[V2,0/6] blk-mq: fix blk_mq_alloc_request_hctx

Message ID	20210702150555.2401722-1-ming.lei@redhat.com
Headers	show Return-Path: <linux-scsi-owner@kernel.org> From: Ming Lei <ming.lei@redhat.com> To: Jens Axboe <axboe@kernel.dk>, Christoph Hellwig <hch@lst.de>, "Martin K . Petersen" <martin.petersen@oracle.com>, linux-block@vger.kernel.org, linux-nvme@lists.infradead.org, linux-scsi@vger.kernel.org Cc: Sagi Grimberg <sagi@grimberg.me>, Daniel Wagner <dwagner@suse.de>, Wen Xiong <wenxiong@us.ibm.com>, John Garry <john.garry@huawei.com>, Hannes Reinecke <hare@suse.de>, Keith Busch <kbusch@kernel.org>, Damien Le Moal <damien.lemoal@wdc.com>, Ming Lei <ming.lei@redhat.com> Subject: [PATCH V2 0/6] blk-mq: fix blk_mq_alloc_request_hctx Date: Fri, 2 Jul 2021 23:05:49 +0800 Message-Id: <20210702150555.2401722-1-ming.lei@redhat.com> MIME-Version: 1.0 Content-Transfer-Encoding: 8bit Precedence: bulk
Series	blk-mq: fix blk_mq_alloc_request_hctx \| expand [V2,0/6] blk-mq: fix blk_mq_alloc_request_hctx [V2,2/6] nvme: pci: pass BLK_MQ_F_MANAGED_IRQ to blk-mq [V2,4/6] scsi: set shost->use_managed_irq if driver uses managed irq [V2,6/6] blk-mq: don't deactivate hctx if managed irq isn't used

Ming Lei July 2, 2021, 3:05 p.m.
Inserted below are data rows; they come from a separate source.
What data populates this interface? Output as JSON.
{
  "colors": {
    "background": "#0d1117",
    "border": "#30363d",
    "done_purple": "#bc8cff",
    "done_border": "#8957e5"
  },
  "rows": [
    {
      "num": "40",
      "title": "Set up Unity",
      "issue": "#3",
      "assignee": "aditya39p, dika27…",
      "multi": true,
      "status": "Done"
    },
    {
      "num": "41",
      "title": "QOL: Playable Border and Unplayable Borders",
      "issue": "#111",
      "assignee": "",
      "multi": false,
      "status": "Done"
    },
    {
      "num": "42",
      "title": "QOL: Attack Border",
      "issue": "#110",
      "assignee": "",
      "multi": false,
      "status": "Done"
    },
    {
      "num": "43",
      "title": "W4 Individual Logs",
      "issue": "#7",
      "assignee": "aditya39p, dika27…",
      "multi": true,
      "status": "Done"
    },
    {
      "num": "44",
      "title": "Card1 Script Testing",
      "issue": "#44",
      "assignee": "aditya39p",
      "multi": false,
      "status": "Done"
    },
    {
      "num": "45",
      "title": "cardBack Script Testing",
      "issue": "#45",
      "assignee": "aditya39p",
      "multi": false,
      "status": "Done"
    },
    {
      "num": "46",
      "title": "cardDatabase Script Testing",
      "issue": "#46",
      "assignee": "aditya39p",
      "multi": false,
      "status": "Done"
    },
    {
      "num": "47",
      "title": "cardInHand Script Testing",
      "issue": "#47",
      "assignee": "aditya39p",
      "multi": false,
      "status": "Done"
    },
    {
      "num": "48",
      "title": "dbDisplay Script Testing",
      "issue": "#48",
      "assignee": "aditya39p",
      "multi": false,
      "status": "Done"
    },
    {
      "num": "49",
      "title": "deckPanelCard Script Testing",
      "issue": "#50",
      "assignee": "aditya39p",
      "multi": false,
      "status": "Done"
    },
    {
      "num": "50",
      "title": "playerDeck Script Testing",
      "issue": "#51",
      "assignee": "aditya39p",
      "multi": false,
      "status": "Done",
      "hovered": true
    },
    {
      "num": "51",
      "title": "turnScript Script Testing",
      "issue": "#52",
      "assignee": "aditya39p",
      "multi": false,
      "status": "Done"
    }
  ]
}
UTC

Hi,

blk_mq_alloc_request_hctx() is used by NVMe fc/rdma/tcp/loop to connect
io queue. Also the sw ctx is chosen as the 1st online cpu in hctx->cpumask.
However, all cpus in hctx->cpumask may be offline.

This usage model isn't well supported by blk-mq which supposes allocator is
always done on one online CPU in hctx->cpumask. This assumption is
related with managed irq, which also requires blk-mq to drain inflight
request in this hctx when the last cpu in hctx->cpumask is going to
offline.

However, NVMe fc/rdma/tcp/loop don't use managed irq, so we should allow
them to ask for request allocation when the specified hctx is inactive
(all cpus in hctx->cpumask are offline).

Fix blk_mq_alloc_request_hctx() by adding/passing flag of BLK_MQ_F_MANAGED_IRQ. 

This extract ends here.